The main reason I think people object to the nuBSG ending/last season is that it does B. It takes a show that had vague religious allusions, but was fundamentally a pretty straightforward SF series, and the ending recontextualizes it a very vague-yet-annoying faux-religious, faux-scientific way, turning it from somewhat towards the harder end of sci-fi (for the most part) to essentially pure fantasy. Had the show always been fantasy I don't think an ending like that would have been remotely as off-putting. The ending also features characters acting very well... out of character.
For me, the writing just got bad and I want to say even lazy. Which brings up a tangent, when a series starts relying on flashbacks to stuff already well tread (or to retcon in stuff they didnt think of then) a show is about to take a turn for the worse. So, it was clearly awful well before the ending which didnt bother too much becasue the show was already over in my mind.
 

But they didn't. Not even the people who were still watching it. It was weird, like profoundly weird to me. How do you watch a show for 30 years and only have favourite episodes from like the first 10? Which is what I was getting told, again, by people who were still watching it! Talk about a living death!
I wonder if it is more of a viewer centric thing. Like, if you asked someone who started watching The Simpsons in 2015, but went back and watched the first 20 years later, would they say their favorite episodes are the newer ones?
 

I wonder if it is more of a viewer centric thing. Like, if you asked someone who started watching The Simpsons in 2015, but went back and watched the first 20 years later, would they say their favorite episodes are the newer ones?
Yeah I was honestly expecting pretty much exactly that - people who only started watching later to come up with episodes they thought were good, but... they didn't, except Treehouse of Horror ones.
 

How about "The Medici"? S1 was pretty solid, with Dustin Hoffman and Richard Madden. Not as good as "The Borgias", but compelling and realistic.

Then came S2, and it turned into one of those shows that pretends to be a historical drama but is essentially an American soap opera. The Duke of Milan pops over to Florence for tea without an entourage or even bodyguards, let alone the whole panoply accompanying one of the most powerful people in Europe. His army suddenly appears outside Florence, and nobody's seen them approach. That's alright, though: our hero, having spent the entire episode sulking and brooding, decides that he's going to save the day after all. He gives a compelling speech and shuts the gates. Disaster averted!

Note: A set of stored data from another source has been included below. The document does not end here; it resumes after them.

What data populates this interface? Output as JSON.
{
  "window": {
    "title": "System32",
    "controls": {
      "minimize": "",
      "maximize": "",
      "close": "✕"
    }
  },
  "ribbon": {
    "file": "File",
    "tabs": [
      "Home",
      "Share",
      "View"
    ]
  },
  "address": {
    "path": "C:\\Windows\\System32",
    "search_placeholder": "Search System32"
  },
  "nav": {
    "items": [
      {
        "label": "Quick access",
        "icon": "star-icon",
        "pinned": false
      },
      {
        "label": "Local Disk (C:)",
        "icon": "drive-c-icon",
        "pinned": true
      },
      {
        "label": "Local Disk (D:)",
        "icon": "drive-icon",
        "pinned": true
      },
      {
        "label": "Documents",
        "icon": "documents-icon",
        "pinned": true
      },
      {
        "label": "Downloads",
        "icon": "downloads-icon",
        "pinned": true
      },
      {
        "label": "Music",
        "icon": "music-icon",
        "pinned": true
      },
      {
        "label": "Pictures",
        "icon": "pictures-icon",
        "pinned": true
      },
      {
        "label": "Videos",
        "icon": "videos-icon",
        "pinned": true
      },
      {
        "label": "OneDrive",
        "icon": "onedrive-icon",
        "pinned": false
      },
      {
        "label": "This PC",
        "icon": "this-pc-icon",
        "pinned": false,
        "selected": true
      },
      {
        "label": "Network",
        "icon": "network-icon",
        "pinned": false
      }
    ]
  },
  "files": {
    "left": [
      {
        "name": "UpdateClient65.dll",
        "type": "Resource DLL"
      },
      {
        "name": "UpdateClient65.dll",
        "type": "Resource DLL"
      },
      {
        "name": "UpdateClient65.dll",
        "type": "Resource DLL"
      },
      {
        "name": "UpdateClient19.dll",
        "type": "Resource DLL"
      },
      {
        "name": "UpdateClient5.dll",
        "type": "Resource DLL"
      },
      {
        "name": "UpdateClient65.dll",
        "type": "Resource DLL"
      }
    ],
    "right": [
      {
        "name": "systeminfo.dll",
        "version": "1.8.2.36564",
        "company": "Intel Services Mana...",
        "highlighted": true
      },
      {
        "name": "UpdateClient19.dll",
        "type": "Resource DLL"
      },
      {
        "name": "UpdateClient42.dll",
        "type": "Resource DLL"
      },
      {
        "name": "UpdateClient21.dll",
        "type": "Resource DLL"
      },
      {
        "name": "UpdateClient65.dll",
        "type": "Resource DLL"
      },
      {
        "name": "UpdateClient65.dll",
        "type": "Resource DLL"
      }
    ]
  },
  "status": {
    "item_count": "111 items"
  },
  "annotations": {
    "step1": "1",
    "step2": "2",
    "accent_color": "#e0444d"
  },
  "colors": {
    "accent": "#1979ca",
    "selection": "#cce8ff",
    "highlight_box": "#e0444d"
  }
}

We didn't make it to episode 2.
 

How about "The Medici"? S1 was pretty solid, with Dustin Hoffman and Richard Madden. Not as good as "The Borgias", but compelling and realistic.

Then came S2, and it turned into one of those shows that pretends to be a historical drama but is essentially an American soap opera. The Duke of Milan pops over to Florence for tea without an entourage or even bodyguards, let alone the whole panoply accompanying one of the most powerful people in Europe. His army suddenly appears outside Florence, and nobody's seen them approach. That's alright, though: our hero, having spent the entire episode sulking and brooding, decides that he's going to save the day after all. He gives a compelling speech and shuts the gates. Disaster averted!

We didn't make it to episode 2.
Oh boy I always wondered if that was worth watching, I guess I'll skip it!